So, I'm working on a project where I'm intended to implement my own versions of the trigonometric functions, square root, rounding & exponents without assistance from the math.h or cmath libraries that must be done using Visual Studio 2015 or 2017. I'm accustomed to working with GCC, where when not explicitly including math.h or cmath their respective functions are not linked. In my empty, freshly installed Visual Studio projects upon including only iostream, I seem to acquire the ability to use the sin, cos and tangent functions, as well as an error for repeat declarations of functions. I have since created a dummy project freshly on both computers (One is a work computer running a fresh installation of VS2017, the other is a personal computer running VS2015) and stripped out all linked libraries, and am still unable to find a way to remove the mathematics libraries from being included when I only have
#include <iostream>
int main()
{
float n = sin(3.1415f);
return 0;
};
in my entire project. I'm unsure how, without being linked to external files, with rebuilding the project, and without any other includes, I'm able to access the sin() function. Further if I change my file to
#include <iostream>
float sin(float n)
{
return 1.0f;
};
int main()
{
float n = sin(3.1415f);
return 0;
};
It presents me with C2382. This occurs whether or not my external dependencies has other files in it or not.
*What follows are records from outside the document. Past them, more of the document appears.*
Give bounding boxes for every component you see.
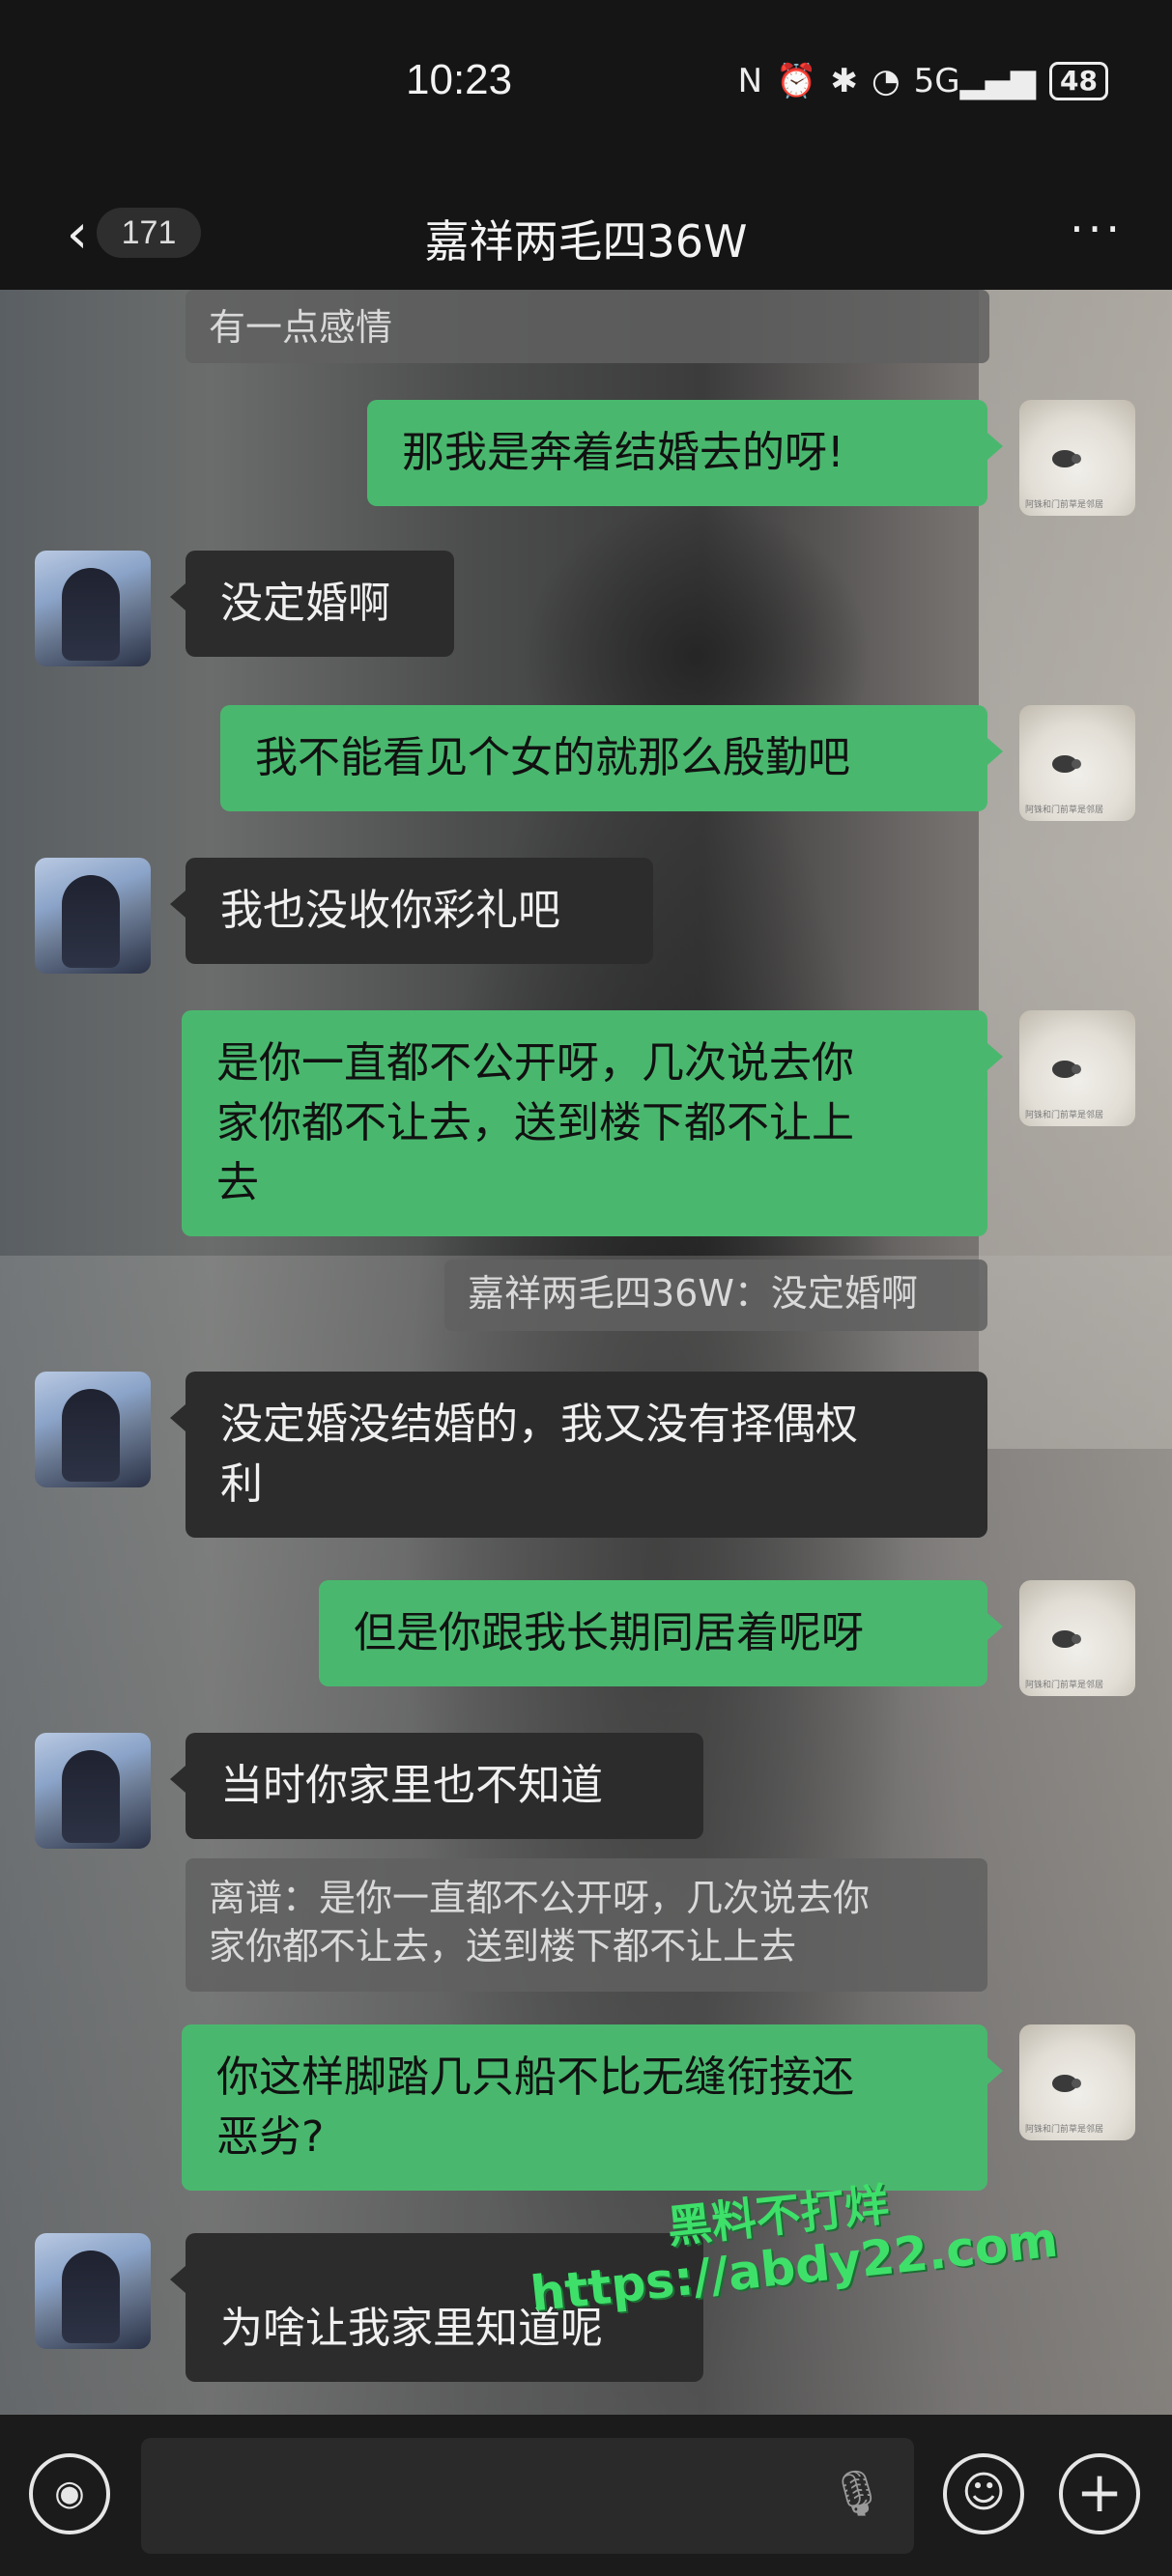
message-text: 但是你跟我长期同居着呢呀	[354, 1608, 864, 1657]
avatar-caption: 阿铢和门前草是邻居	[1025, 1681, 1104, 1690]
contact-avatar[interactable]	[35, 551, 151, 666]
microphone-icon[interactable]: 🎙	[829, 2467, 885, 2520]
quote-line: 家你都不让去，送到楼下都不让上去	[209, 1925, 797, 1967]
chat-header: ‹ 171 嘉祥两毛四36W ···	[0, 174, 1172, 290]
contact-avatar[interactable]	[35, 1733, 151, 1849]
avatar-caption: 阿铢和门前草是邻居	[1025, 500, 1104, 510]
contact-avatar[interactable]	[35, 1372, 151, 1487]
received-message-bubble[interactable]: 没定婚没结婚的，我又没有择偶权 利	[170, 1372, 987, 1538]
my-avatar[interactable]: 阿铢和门前草是邻居	[1019, 1010, 1135, 1126]
my-avatar[interactable]: 阿铢和门前草是邻居	[1019, 705, 1135, 821]
sent-message-bubble[interactable]: 但是你跟我长期同居着呢呀	[319, 1580, 1003, 1686]
nfc-icon: N	[737, 62, 763, 100]
contact-avatar[interactable]	[35, 2233, 151, 2349]
message-text: 那我是奔着结婚去的呀!	[402, 428, 844, 477]
signal-5g-icon: 5G▂▄▆	[913, 62, 1037, 100]
emoji-button[interactable]: ☺	[943, 2453, 1024, 2534]
sent-message-bubble[interactable]: 你这样脚踏几只船不比无缝衔接还 恶劣?	[182, 2024, 1003, 2191]
more-functions-button[interactable]: +	[1059, 2453, 1140, 2534]
status-bar: 10:23 N ⏰ ✱ ◔ 5G▂▄▆ 48	[0, 0, 1172, 174]
quote-line: 离谱：是你一直都不公开呀，几次说去你	[209, 1877, 871, 1919]
quote-text: 嘉祥两毛四36W：没定婚啊	[468, 1272, 918, 1315]
contact-avatar[interactable]	[35, 858, 151, 974]
message-text: 我不能看见个女的就那么殷勤吧	[255, 733, 850, 782]
message-line: 你这样脚踏几只船不比无缝衔接还	[216, 2052, 854, 2102]
avatar-caption: 阿铢和门前草是邻居	[1025, 2125, 1104, 2135]
quote-text: 有一点感情	[209, 306, 393, 349]
received-message-bubble[interactable]: 没定婚啊	[170, 551, 454, 657]
message-text: 没定婚啊	[220, 579, 390, 628]
quoted-message: 离谱：是你一直都不公开呀，几次说去你 家你都不让去，送到楼下都不让上去	[186, 1858, 987, 1992]
message-line: 没定婚没结婚的，我又没有择偶权	[220, 1400, 858, 1449]
chat-messages[interactable]: 有一点感情 阿铢和门前草是邻居 那我是奔着结婚去的呀! 没定婚啊 阿铢和门前草是…	[0, 290, 1172, 2415]
quoted-message: 有一点感情	[186, 290, 989, 363]
sent-message-bubble[interactable]: 那我是奔着结婚去的呀!	[367, 400, 1003, 506]
status-time: 10:23	[406, 56, 513, 103]
wifi-icon: ◔	[871, 62, 900, 100]
received-message-bubble[interactable]: 当时你家里也不知道	[170, 1733, 703, 1839]
quoted-message: 嘉祥两毛四36W：没定婚啊	[444, 1260, 987, 1331]
received-message-bubble[interactable]: 我也没收你彩礼吧	[170, 858, 653, 964]
my-avatar[interactable]: 阿铢和门前草是邻居	[1019, 400, 1135, 516]
my-avatar[interactable]: 阿铢和门前草是邻居	[1019, 2024, 1135, 2140]
alarm-icon: ⏰	[776, 62, 817, 100]
voice-input-button[interactable]: ◉	[29, 2453, 110, 2534]
message-line: 利	[220, 1459, 263, 1509]
avatar-caption: 阿铢和门前草是邻居	[1025, 806, 1104, 815]
chat-title: 嘉祥两毛四36W	[424, 215, 748, 268]
sent-message-bubble[interactable]: 我不能看见个女的就那么殷勤吧	[220, 705, 1003, 811]
message-line: 是你一直都不公开呀，几次说去你	[216, 1038, 854, 1088]
input-bar: ◉ 🎙 ☺ +	[0, 2415, 1172, 2576]
battery-icon: 48	[1049, 62, 1108, 100]
avatar-caption: 阿铢和门前草是邻居	[1025, 1111, 1104, 1120]
message-text: 我也没收你彩礼吧	[220, 886, 560, 935]
system-icons: N ⏰ ✱ ◔ 5G▂▄▆ 48	[738, 60, 1108, 102]
message-text: 当时你家里也不知道	[220, 1761, 603, 1810]
bluetooth-icon: ✱	[830, 62, 858, 100]
more-options-icon[interactable]: ···	[1070, 203, 1124, 255]
sent-message-bubble[interactable]: 是你一直都不公开呀，几次说去你 家你都不让去，送到楼下都不让上 去	[182, 1010, 1003, 1236]
message-line: 家你都不让去，送到楼下都不让上	[216, 1098, 854, 1147]
message-line: 恶劣?	[216, 2112, 325, 2162]
message-input[interactable]: 🎙	[141, 2438, 914, 2554]
my-avatar[interactable]: 阿铢和门前草是邻居	[1019, 1580, 1135, 1696]
message-line: 去	[216, 1158, 259, 1207]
How would I go about removing the inclusion to math.h while maintaining access to basic functionality such as printf(), std::cout, and system("PAUSE"); for the purpose of this project like I would in a GCC environment?
- Sadly, although I've been developing within a namespace to check my implementations against the standard library, I'm not intended to have the standard mathematics functions even linked to the end-result. This is easy to accomplish in GCC, but as I mentioned, this project has to be in VS.